[Haskell-cafe] Layout rule (was Re: PrefixMap: code review request)

Wed Mar 1 05:39:24 EST 2006

On Wed, 2006-03-01 at 01:36 +0000, Brian Hulley wrote:

> Currently all the ASCII editors I know of only do keyword highlighting, or 
> occasional ("wait a second while I'm updating the buffer") identifier 
> highlighting.

hIDE and Visual Haskell use the ghc lexer and get near-instantaneous
syntax highlighting. Because they use a proper lexer they get fully
accurate highlighting, not your ordinary "fairly close" regex-based
highlighting. They also only re-lex the bits needed. They keep the lexer
state for the start of each line and when a line changes, start
re-lexing from the beginning of that line and keep going until the lexer
ends up in the same state as a previously saved state on a line. I may
be wrong but I think there is an optimisation to not lex beyond the end
of the current screen until it is scrolled. This means that even when
someone types "{-"m you never have to re-lex & re-highlight more than a
screen full.

> What I'm trying to get however is complete grammatical 
> highlighting and type checking that is instantaneous as the user types code, 
> so this means that the highlighter/type checker needs a complete AST (with 
> 'gap' nodes to represent spans of incomplete/bad syntax) to work from.

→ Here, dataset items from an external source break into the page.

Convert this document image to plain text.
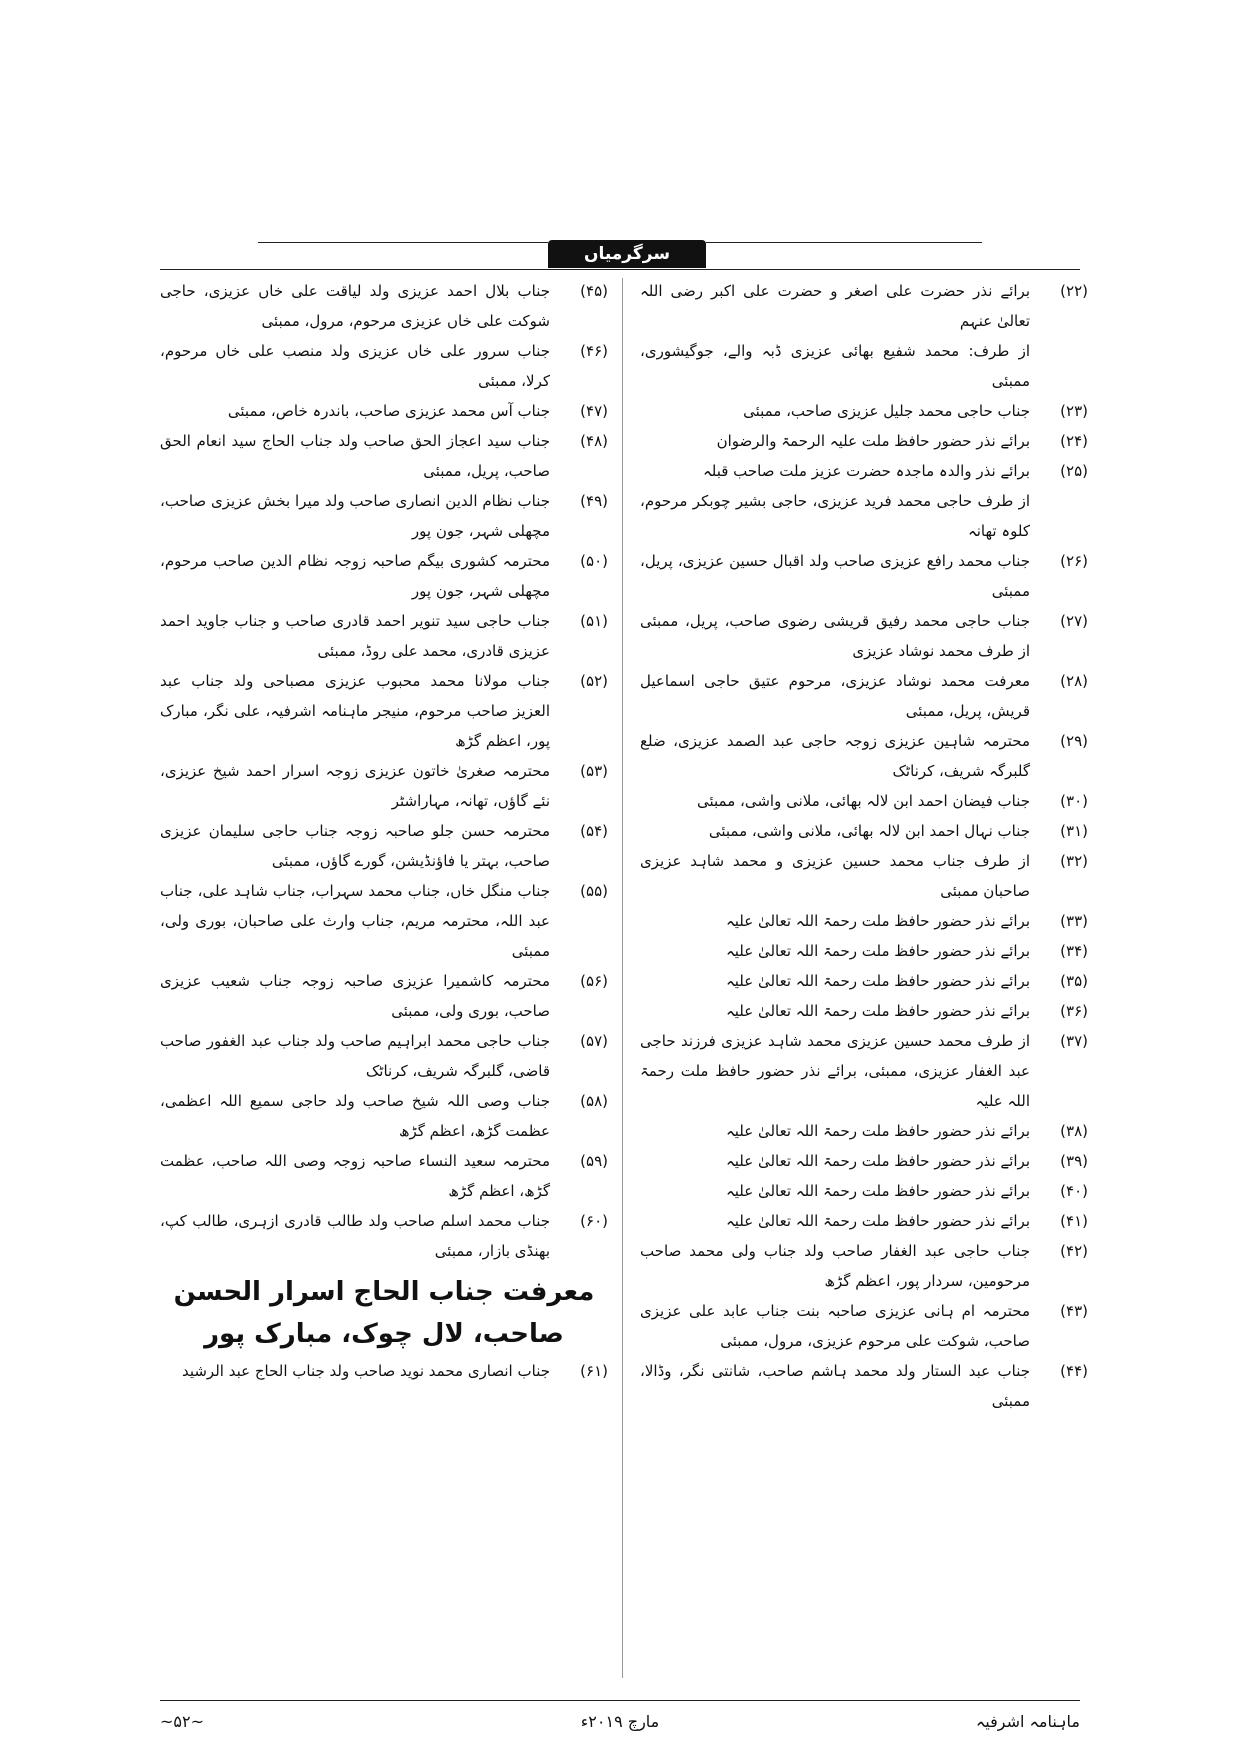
سرگرمیاں
(۲۲)
برائے نذر حضرت علی اصغر و حضرت علی اکبر رضی اللہ تعالیٰ عنہم
از طرف: محمد شفیع بھائی عزیزی ڈبہ والے، جوگیشوری، ممبئی
(۲۳)
جناب حاجی محمد جلیل عزیزی صاحب، ممبئی
(۲۴)
برائے نذر حضور حافظ ملت علیہ الرحمۃ والرضوان
(۲۵)
برائے نذر والدہ ماجدہ حضرت عزیز ملت صاحب قبلہ
از طرف حاجی محمد فرید عزیزی، حاجی بشیر چوبکر مرحوم، کلوہ تھانہ
(۲۶)
جناب محمد رافع عزیزی صاحب ولد اقبال حسین عزیزی، پریل، ممبئی
(۲۷)
جناب حاجی محمد رفیق قریشی رضوی صاحب، پریل، ممبئی از طرف محمد نوشاد عزیزی
(۲۸)
معرفت محمد نوشاد عزیزی، مرحوم عتیق حاجی اسماعیل قریش، پریل، ممبئی
(۲۹)
محترمہ شاہین عزیزی زوجہ حاجی عبد الصمد عزیزی، ضلع گلبرگہ شریف، کرناٹک
(۳۰)
جناب فیضان احمد ابن لالہ بھائی، ملانی واشی، ممبئی
(۳۱)
جناب نہال احمد ابن لالہ بھائی، ملانی واشی، ممبئی
(۳۲)
از طرف جناب محمد حسین عزیزی و محمد شاہد عزیزی صاحبان ممبئی
(۳۳)
برائے نذر حضور حافظ ملت رحمۃ اللہ تعالیٰ علیہ
(۳۴)
برائے نذر حضور حافظ ملت رحمۃ اللہ تعالیٰ علیہ
(۳۵)
برائے نذر حضور حافظ ملت رحمۃ اللہ تعالیٰ علیہ
(۳۶)
برائے نذر حضور حافظ ملت رحمۃ اللہ تعالیٰ علیہ
(۳۷)
از طرف محمد حسین عزیزی محمد شاہد عزیزی فرزند حاجی عبد الغفار عزیزی، ممبئی، برائے نذر حضور حافظ ملت رحمۃ اللہ علیہ
(۳۸)
برائے نذر حضور حافظ ملت رحمۃ اللہ تعالیٰ علیہ
(۳۹)
برائے نذر حضور حافظ ملت رحمۃ اللہ تعالیٰ علیہ
(۴۰)
برائے نذر حضور حافظ ملت رحمۃ اللہ تعالیٰ علیہ
(۴۱)
برائے نذر حضور حافظ ملت رحمۃ اللہ تعالیٰ علیہ
(۴۲)
جناب حاجی عبد الغفار صاحب ولد جناب ولی محمد صاحب مرحومین، سردار پور، اعظم گڑھ
(۴۳)
محترمہ ام ہانی عزیزی صاحبہ بنت جناب عابد علی عزیزی صاحب، شوکت علی مرحوم عزیزی، مرول، ممبئی
(۴۴)
جناب عبد الستار ولد محمد ہاشم صاحب، شانتی نگر، وڈالا، ممبئی
(۴۵)
جناب بلال احمد عزیزی ولد لیاقت علی خاں عزیزی، حاجی شوکت علی خاں عزیزی مرحوم، مرول، ممبئی
(۴۶)
جناب سرور علی خاں عزیزی ولد منصب علی خاں مرحوم، کرلا، ممبئی
(۴۷)
جناب آس محمد عزیزی صاحب، باندرہ خاص، ممبئی
(۴۸)
جناب سید اعجاز الحق صاحب ولد جناب الحاج سید انعام الحق صاحب، پریل، ممبئی
(۴۹)
جناب نظام الدین انصاری صاحب ولد میرا بخش عزیزی صاحب، مچھلی شہر، جون پور
(۵۰)
محترمہ کشوری بیگم صاحبہ زوجہ نظام الدین صاحب مرحوم، مچھلی شہر، جون پور
(۵۱)
جناب حاجی سید تنویر احمد قادری صاحب و جناب جاوید احمد عزیزی قادری، محمد علی روڈ، ممبئی
(۵۲)
جناب مولانا محمد محبوب عزیزی مصباحی ولد جناب عبد العزیز صاحب مرحوم، منیجر ماہنامہ اشرفیہ، علی نگر، مبارک پور، اعظم گڑھ
(۵۳)
محترمہ صغریٰ خاتون عزیزی زوجہ اسرار احمد شیخ عزیزی، نئے گاؤں، تھانہ، مہاراشٹر
(۵۴)
محترمہ حسن جلو صاحبہ زوجہ جناب حاجی سلیمان عزیزی صاحب، بہتر یا فاؤنڈیشن، گورے گاؤں، ممبئی
(۵۵)
جناب منگل خاں، جناب محمد سہراب، جناب شاہد علی، جناب عبد اللہ، محترمہ مریم، جناب وارث علی صاحبان، بوری ولی، ممبئی
(۵۶)
محترمہ کاشمیرا عزیزی صاحبہ زوجہ جناب شعیب عزیزی صاحب، بوری ولی، ممبئی
(۵۷)
جناب حاجی محمد ابراہیم صاحب ولد جناب عبد الغفور صاحب قاضی، گلبرگہ شریف، کرناٹک
(۵۸)
جناب وصی اللہ شیخ صاحب ولد حاجی سمیع اللہ اعظمی، عظمت گڑھ، اعظم گڑھ
(۵۹)
محترمہ سعید النساء صاحبہ زوجہ وصی اللہ صاحب، عظمت گڑھ، اعظم گڑھ
(۶۰)
جناب محمد اسلم صاحب ولد طالب قادری ازہری، طالب کپ، بھنڈی بازار، ممبئی
معرفت جناب الحاج اسرار الحسن
صاحب، لال چوک، مبارک پور
(۶۱)
جناب انصاری محمد نوید صاحب ولد جناب الحاج عبد الرشید
ماہنامہ اشرفیہ
مارچ ۲۰۱۹ء
~۵۲~
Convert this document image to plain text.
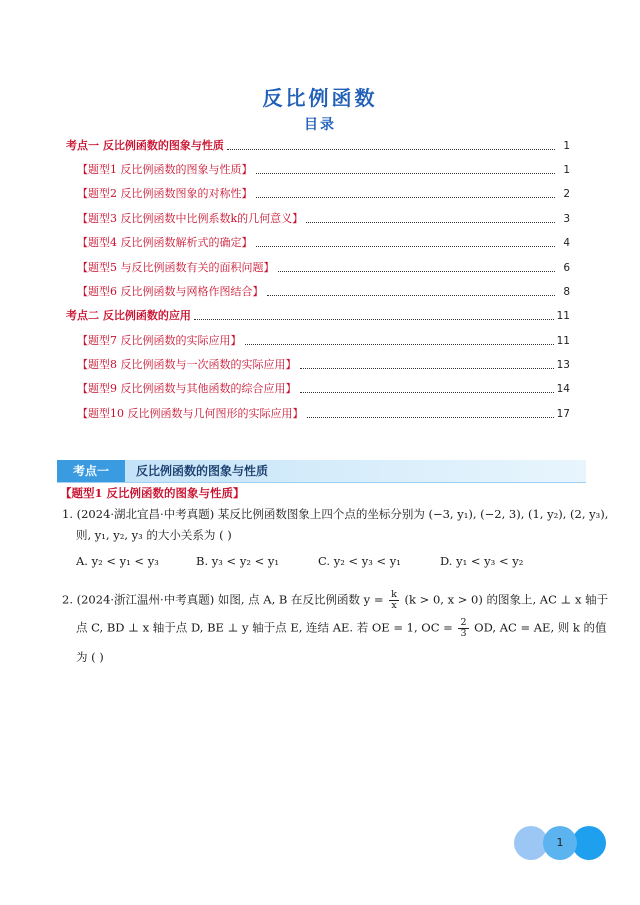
反比例函数
目录
考点一 反比例函数的图象与性质	1
【题型1 反比例函数的图象与性质】	1
【题型2 反比例函数图象的对称性】	2
【题型3 反比例函数中比例系数k的几何意义】	3
【题型4 反比例函数解析式的确定】	4
【题型5 与反比例函数有关的面积问题】	6
【题型6 反比例函数与网格作图结合】	8
考点二 反比例函数的应用	11
【题型7 反比例函数的实际应用】	11
【题型8 反比例函数与一次函数的实际应用】	13
【题型9 反比例函数与其他函数的综合应用】	14
【题型10 反比例函数与几何图形的实际应用】	17
考点一	反比例函数的图象与性质
【题型1 反比例函数的图象与性质】
1. (2024·湖北宜昌·中考真题) 某反比例函数图象上四个点的坐标分别为 (−3, y₁), (−2, 3), (1, y₂), (2, y₃),
则, y₁, y₂, y₃ 的大小关系为 ( )
A. y₂ < y₁ < y₃	B. y₃ < y₂ < y₁	C. y₂ < y₃ < y₁	D. y₁ < y₃ < y₂
2. (2024·浙江温州·中考真题) 如图, 点 A, B 在反比例函数 $y = \frac{k}{x} (k > 0$, x > 0) 的图象上, AC ⊥ x 轴于
点 C, BD ⊥ x 轴于点 D, BE ⊥ y 轴于点 E, 连结 AE. 若 OE = 1, OC = $\frac{2}{3}$ OD, AC = AE, 则 k 的值
为 ( )
1
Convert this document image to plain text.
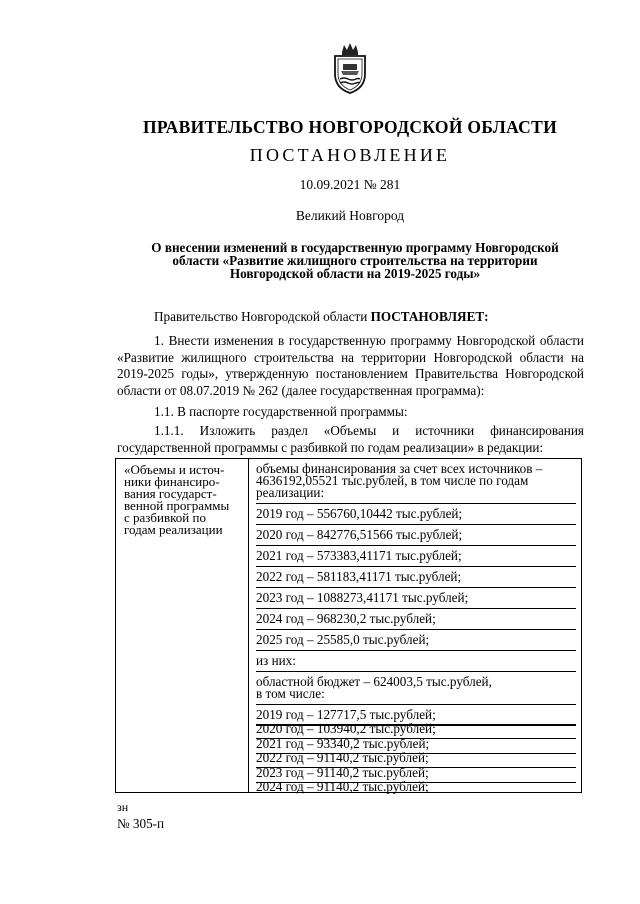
ПРАВИТЕЛЬСТВО НОВГОРОДСКОЙ ОБЛАСТИ
ПОСТАНОВЛЕНИЕ
10.09.2021 № 281
Великий Новгород
О внесении изменений в государственную программу Новгородской
области «Развитие жилищного строительства на территории
Новгородской области на 2019-2025 годы»
Правительство Новгородской области ПОСТАНОВЛЯЕТ:
1. Внести изменения в государственную программу Новгородской области «Развитие жилищного строительства на территории Новгородской области на 2019-2025 годы», утвержденную постановлением Правительства Новгородской области от 08.07.2019 № 262 (далее государственная программа):
1.1. В паспорте государственной программы:
1.1.1. Изложить раздел «Объемы и источники финансирования
государственной программы с разбивкой по годам реализации» в редакции:
«Объемы и источ-
ники финансиро-
вания государст-
венной программы
с разбивкой по
годам реализации
объемы финансирования за счет всех источников –
4636192,05521 тыс.рублей, в том числе по годам
реализации:
2019 год – 556760,10442 тыс.рублей;
2020 год – 842776,51566 тыс.рублей;
2021 год – 573383,41171 тыс.рублей;
2022 год – 581183,41171 тыс.рублей;
2023 год – 1088273,41171 тыс.рублей;
2024 год – 968230,2 тыс.рублей;
2025 год – 25585,0 тыс.рублей;
из них:
областной бюджет – 624003,5 тыс.рублей,
в том числе:
2019 год – 127717,5 тыс.рублей;
2020 год – 103940,2 тыс.рублей;
2021 год – 93340,2 тыс.рублей;
2022 год – 91140,2 тыс.рублей;
2023 год – 91140,2 тыс.рублей;
2024 год – 91140,2 тыс.рублей;
зн
№ 305-п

With hIDE and Visual Haskell we have found it sufficient to do a
complete parse rather than do it incrementally. We wait for a second or
so after the user has stopped typing (since highlighting errors as
you're actually typing would just be annoying) and then run the ghc
front end. This is sufficiently fast (except perhaps on very large
modules).

> However it is way too expensive to re-parse the whole of a big buffer after 
> every keypress (I tried it with a parser written in C++ to parse a variant 
> of ML and even with the optimized build and as many algorithmic 
> optimizations as I could think of it was just far too slow, and I wasn't 
> even trying to highlight duplicate identifiers or do type inference)

It may be possible to do some more caching to speed things up without
going to a full incremental parser. For example the editor could
maintain a buffer of lexed symbols and have a traditional parser use
that. It may also be possible to just re-parse parts of the file.

> Thus to get a fast responsive editing environment which needs to maintain a 
> parse of the whole buffer to provide effective grammatical highlighting and 
> not just trivial keyword highlighting it seems (to me) to be essential to be 
> able to limit the effect of any keystroke especially when the user is just 
> typing text from left to right but where there may be more stuff after the 
> cursor eg if the user has gone back to editing a function at the top of a 
> file. Things like {- would mean that all the parse trees for everything 
> after it would have to be discarded. Also, flashing of highlighting on this 
> scale could be very annoying for a user, so I'd rather just delete this 
> particular possibility of the user getting annoyed when using my software 
> :-) thus my hopeless attempts to convince everyone that {- is bad news all 
> round :-)))

As I mentioned, it is possible to limit the effect of a {- to a screen
full of re-lexing. I grant you that it's likely to do worse things to
your incremental parser.

Duncan